New privacy tools and messaging campaigns must be developed by publishers to convince • consumers that they can be trusted. Improving the transparency of data collection and use will help to build trust, and that will increasingly become a sustainable competitive advantage.
There are substantial gaps in the current technologies and service offerings and cannot support this new environment. New services and additional/improved technologies are need in the following
spaces to help create a healthy web services ecosystem:
1) As privacy regulations allow collection of consumer information without violating user privacy, it will become harder to ensure that all companies are complying with regulations. Ensuring compliance will require independent auditors, similar to those in the finance industry, to check the behavior of data collectors. The certification by the auditors will help companies prove they
are accountable to the government as well as end users, so that users can trust the web services providers and are more open to do business with them.
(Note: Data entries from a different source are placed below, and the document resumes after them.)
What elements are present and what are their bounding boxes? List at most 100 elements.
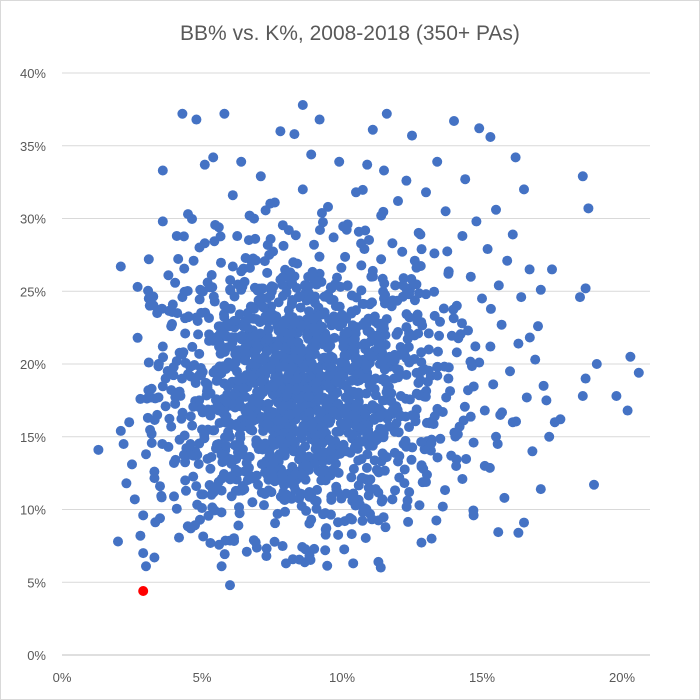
data-point — [297, 424, 308, 435]
data-point — [320, 508, 331, 519]
data-point — [378, 206, 389, 217]
data-point — [269, 536, 280, 547]
data-point — [530, 354, 541, 365]
data-point — [141, 393, 152, 404]
data-point — [312, 484, 323, 495]
data-point — [406, 454, 417, 465]
data-point — [414, 500, 425, 511]
data-point — [242, 405, 253, 416]
data-point — [249, 303, 260, 314]
data-point — [208, 152, 219, 163]
data-point — [357, 184, 368, 195]
data-point — [448, 304, 459, 315]
data-point — [403, 342, 414, 353]
data-point — [377, 347, 388, 358]
data-point — [187, 420, 198, 431]
data-point — [415, 261, 426, 272]
data-point — [380, 522, 391, 533]
data-point — [174, 532, 185, 543]
data-point — [227, 190, 238, 201]
data-point — [236, 449, 247, 460]
data-point — [471, 216, 482, 227]
data-point — [341, 224, 352, 235]
data-point — [371, 464, 382, 475]
data-point — [160, 373, 171, 384]
data-point — [470, 341, 481, 352]
data-point — [190, 377, 201, 388]
data-point — [127, 459, 137, 470]
data-point — [322, 353, 333, 364]
data-point — [507, 229, 518, 240]
data-point — [248, 535, 259, 546]
data-point — [361, 388, 372, 399]
data-point — [625, 351, 636, 362]
data-point — [236, 266, 247, 277]
data-point — [163, 270, 174, 281]
data-point — [510, 152, 521, 163]
y-tick-label: 0% — [27, 648, 46, 663]
data-point — [237, 281, 248, 292]
data-point — [146, 437, 157, 448]
data-point — [215, 231, 226, 242]
data-point — [199, 433, 210, 444]
data-point — [340, 251, 351, 262]
data-point — [322, 292, 333, 303]
data-point — [301, 460, 312, 471]
data-point — [148, 300, 159, 311]
data-point — [477, 293, 487, 304]
data-point — [413, 377, 424, 388]
data-point — [164, 413, 175, 424]
data-point — [488, 379, 499, 390]
data-point — [304, 518, 315, 529]
data-point — [287, 362, 298, 373]
data-point — [209, 425, 220, 436]
data-point — [272, 415, 283, 426]
data-point — [455, 329, 466, 340]
data-point — [380, 330, 391, 341]
data-point — [577, 171, 588, 182]
x-tick-label: 20% — [609, 670, 635, 685]
data-point — [255, 390, 266, 401]
data-point — [239, 466, 250, 477]
data-points — [93, 100, 644, 591]
data-point — [457, 473, 468, 484]
data-point — [302, 329, 313, 340]
data-point — [202, 382, 213, 393]
data-point — [323, 201, 333, 212]
data-point — [351, 353, 362, 364]
data-point — [258, 302, 269, 313]
data-point — [346, 308, 357, 319]
data-point — [173, 253, 184, 264]
x-tick-label: 5% — [193, 670, 212, 685]
data-point — [401, 309, 412, 320]
data-point — [519, 184, 529, 195]
y-tick-label: 40% — [20, 66, 46, 81]
data-point — [303, 391, 314, 402]
data-point — [317, 466, 328, 477]
data-point — [256, 411, 267, 422]
data-point — [367, 124, 378, 135]
data-point — [234, 309, 245, 320]
data-point — [191, 114, 202, 125]
data-point — [443, 266, 454, 277]
data-point — [203, 312, 214, 323]
data-point — [157, 216, 168, 227]
data-point — [268, 281, 279, 292]
data-point — [277, 290, 288, 301]
data-point — [331, 426, 342, 437]
data-point — [378, 373, 389, 384]
data-point — [225, 284, 236, 295]
y-tick-label: 15% — [20, 430, 46, 445]
data-point — [346, 514, 357, 525]
data-point — [361, 462, 372, 473]
data-point — [391, 329, 402, 340]
data-point — [335, 281, 346, 292]
data-point — [293, 354, 304, 365]
data-point — [290, 384, 301, 395]
data-point — [295, 445, 306, 456]
data-point — [353, 480, 364, 491]
data-point — [384, 421, 395, 432]
data-point — [243, 235, 254, 246]
y-tick-label: 35% — [20, 139, 46, 154]
data-point — [135, 530, 146, 541]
2) In the new environment, the companies will still comply with the five core principles of privacy:
Notice/Awareness, Choice/Consent, Access/Participation, Integrity/Security, and Enforcement/Redress. Even though companies are addressing these principles individually, end users cannot access this information in a consistent and uniform way using a single standard taxonomy. Rather, there is an opportunity to make this information easily accessible to the end users across multiple publishers without (a) sharing information from one publisher to another and maintaining individual publishers’ competitive advantage or (b) storing user information in a single place and becoming a target for hackers.